Deux femmes siégeant présentement à l'Assemblée nationale ont connu dans leur chair ce que signifie une agression sexuelle.

« Je croyais l’Assemblée nationale à l’abri de tels comportements et c’est avec surprise et déception que j’apprends que plusieurs femmes députées et mêmes ministres auraient été victimes d’inconduites sexuelles. Ça fait près de deux ans que je suis députée et je n’ai jamais eu à vivre de tels comportements. J’espère que de savoir que des femmes de l’envergure de députées et de ministres, qui avouent avoir subi de tels gestes d’inconduites sexuelles réconfortera certaines victimes vivant dans d’autres milieux moins publics. »

Toujours dans le sondage de la Presse canadienne, les élues ont aussi été invitées à identifier les moyens que le gouvernement devrait prendre pour prévenir l'inconduite sexuelle et mieux soutenir les victimes.

L'éducation sexuelle obligatoire et les campagnes de sensibilisation (à égalité à 88 %) viennent au premier rang des mesures à privilégier, suivies d'un financement accru des groupes d'aide aux victimes (67 %) et d'une meilleure formation des policiers (50 %).

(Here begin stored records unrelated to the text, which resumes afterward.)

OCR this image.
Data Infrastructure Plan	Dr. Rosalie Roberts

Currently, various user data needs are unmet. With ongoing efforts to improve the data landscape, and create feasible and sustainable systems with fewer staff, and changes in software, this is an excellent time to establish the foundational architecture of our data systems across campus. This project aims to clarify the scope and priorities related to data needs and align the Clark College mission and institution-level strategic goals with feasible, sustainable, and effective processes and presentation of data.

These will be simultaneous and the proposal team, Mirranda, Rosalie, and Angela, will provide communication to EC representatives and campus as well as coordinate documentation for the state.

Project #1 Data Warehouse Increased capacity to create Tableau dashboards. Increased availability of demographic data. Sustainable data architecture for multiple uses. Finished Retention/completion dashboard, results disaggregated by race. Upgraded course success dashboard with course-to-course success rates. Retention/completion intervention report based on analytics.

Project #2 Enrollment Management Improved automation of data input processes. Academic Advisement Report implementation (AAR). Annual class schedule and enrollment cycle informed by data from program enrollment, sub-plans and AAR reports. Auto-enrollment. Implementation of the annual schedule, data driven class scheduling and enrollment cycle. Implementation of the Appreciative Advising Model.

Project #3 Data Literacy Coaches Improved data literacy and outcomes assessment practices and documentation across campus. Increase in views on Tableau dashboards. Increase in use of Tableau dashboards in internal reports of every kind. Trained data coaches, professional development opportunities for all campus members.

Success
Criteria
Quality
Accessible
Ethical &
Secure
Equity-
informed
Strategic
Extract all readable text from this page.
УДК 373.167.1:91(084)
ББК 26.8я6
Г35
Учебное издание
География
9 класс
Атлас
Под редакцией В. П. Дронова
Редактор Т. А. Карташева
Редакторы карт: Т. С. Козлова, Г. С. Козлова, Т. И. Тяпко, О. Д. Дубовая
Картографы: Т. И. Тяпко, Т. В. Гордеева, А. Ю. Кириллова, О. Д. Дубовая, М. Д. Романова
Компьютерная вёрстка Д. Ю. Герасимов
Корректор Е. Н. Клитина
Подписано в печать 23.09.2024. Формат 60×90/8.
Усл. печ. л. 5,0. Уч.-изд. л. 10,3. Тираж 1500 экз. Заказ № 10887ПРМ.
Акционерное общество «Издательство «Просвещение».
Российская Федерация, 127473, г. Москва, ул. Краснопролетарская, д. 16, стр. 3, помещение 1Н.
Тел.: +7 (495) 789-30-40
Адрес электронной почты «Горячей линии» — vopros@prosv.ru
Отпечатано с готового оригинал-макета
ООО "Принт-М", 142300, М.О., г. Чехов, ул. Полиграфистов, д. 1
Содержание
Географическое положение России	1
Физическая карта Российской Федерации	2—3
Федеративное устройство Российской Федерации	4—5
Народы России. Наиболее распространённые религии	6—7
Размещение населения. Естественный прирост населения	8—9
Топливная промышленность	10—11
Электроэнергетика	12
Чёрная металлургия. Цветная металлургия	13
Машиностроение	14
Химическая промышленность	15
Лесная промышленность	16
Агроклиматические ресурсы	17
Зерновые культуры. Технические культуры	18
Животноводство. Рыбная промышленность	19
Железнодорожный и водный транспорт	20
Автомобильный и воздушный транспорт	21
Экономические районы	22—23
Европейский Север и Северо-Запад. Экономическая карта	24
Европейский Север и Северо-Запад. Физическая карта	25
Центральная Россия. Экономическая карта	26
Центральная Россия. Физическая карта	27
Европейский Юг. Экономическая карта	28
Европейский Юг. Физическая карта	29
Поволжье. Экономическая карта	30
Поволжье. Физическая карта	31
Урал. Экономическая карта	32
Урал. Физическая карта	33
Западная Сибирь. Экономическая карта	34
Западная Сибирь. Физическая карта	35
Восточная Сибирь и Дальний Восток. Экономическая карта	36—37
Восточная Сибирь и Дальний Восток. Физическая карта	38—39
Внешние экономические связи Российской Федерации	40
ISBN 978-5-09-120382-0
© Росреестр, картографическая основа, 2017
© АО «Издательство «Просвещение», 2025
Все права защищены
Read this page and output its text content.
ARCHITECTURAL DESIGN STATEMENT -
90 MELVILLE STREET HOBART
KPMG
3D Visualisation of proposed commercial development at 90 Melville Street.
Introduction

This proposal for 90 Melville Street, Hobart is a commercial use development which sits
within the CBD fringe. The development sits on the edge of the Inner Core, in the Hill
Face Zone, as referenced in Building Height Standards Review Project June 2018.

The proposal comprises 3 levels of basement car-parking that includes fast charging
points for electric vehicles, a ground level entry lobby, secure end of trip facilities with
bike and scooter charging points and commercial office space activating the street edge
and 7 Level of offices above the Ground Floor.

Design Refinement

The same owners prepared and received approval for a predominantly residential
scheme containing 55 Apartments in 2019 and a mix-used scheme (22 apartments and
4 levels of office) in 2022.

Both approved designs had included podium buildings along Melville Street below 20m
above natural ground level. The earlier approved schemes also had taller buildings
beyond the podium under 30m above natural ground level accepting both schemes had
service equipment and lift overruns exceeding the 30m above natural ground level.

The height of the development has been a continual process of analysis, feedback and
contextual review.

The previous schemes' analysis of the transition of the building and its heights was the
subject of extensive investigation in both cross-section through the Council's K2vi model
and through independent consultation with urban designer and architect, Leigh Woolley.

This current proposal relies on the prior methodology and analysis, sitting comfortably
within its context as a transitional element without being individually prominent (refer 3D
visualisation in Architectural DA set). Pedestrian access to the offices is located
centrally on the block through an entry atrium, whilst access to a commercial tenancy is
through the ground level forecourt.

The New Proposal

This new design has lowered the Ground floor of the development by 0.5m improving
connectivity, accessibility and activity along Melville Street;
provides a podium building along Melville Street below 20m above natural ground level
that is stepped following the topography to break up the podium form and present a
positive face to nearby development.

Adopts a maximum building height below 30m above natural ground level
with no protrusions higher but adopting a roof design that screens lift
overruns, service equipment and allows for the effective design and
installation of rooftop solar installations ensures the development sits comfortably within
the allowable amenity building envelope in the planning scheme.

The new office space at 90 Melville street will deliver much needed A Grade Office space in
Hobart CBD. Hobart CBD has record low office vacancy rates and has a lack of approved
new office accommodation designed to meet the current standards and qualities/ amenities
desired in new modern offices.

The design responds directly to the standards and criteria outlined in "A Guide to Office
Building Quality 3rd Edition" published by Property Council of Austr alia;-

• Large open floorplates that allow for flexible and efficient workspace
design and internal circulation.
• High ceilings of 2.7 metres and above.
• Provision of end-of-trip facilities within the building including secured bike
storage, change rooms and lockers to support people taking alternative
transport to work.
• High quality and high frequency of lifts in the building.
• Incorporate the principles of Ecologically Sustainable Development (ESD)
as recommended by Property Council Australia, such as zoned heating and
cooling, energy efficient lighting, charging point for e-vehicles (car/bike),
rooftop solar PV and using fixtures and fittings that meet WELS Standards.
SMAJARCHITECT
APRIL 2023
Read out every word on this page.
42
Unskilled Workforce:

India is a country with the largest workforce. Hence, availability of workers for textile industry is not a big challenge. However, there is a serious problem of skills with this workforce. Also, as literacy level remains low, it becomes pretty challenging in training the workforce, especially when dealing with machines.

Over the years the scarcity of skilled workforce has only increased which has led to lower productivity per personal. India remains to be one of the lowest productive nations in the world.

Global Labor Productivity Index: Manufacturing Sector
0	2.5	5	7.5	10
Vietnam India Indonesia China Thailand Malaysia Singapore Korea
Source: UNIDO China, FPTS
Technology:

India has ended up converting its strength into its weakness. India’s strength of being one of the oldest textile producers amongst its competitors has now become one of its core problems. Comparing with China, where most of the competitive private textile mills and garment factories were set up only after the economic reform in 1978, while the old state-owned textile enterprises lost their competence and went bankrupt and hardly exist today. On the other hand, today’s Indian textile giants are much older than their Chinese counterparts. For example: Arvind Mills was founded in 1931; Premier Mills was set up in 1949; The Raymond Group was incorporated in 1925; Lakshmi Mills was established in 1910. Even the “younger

Les parlementaires sont en général très optimistes, car selon 88 % d'entre elles le mouvement mondial de dénonciation des agressions sexuelles, déclenché avec la campagne #MoiAussi, marque un tournant.

« Je suis de celles qui espèrent que le phénomène #MoiAussi, marque un tournant décisif et durable dans la fin de ces comportements qui ont été trop longtemps et trop souvent considérés comme anodins », conclut Mireille Jean, la seule députée féminine de la région.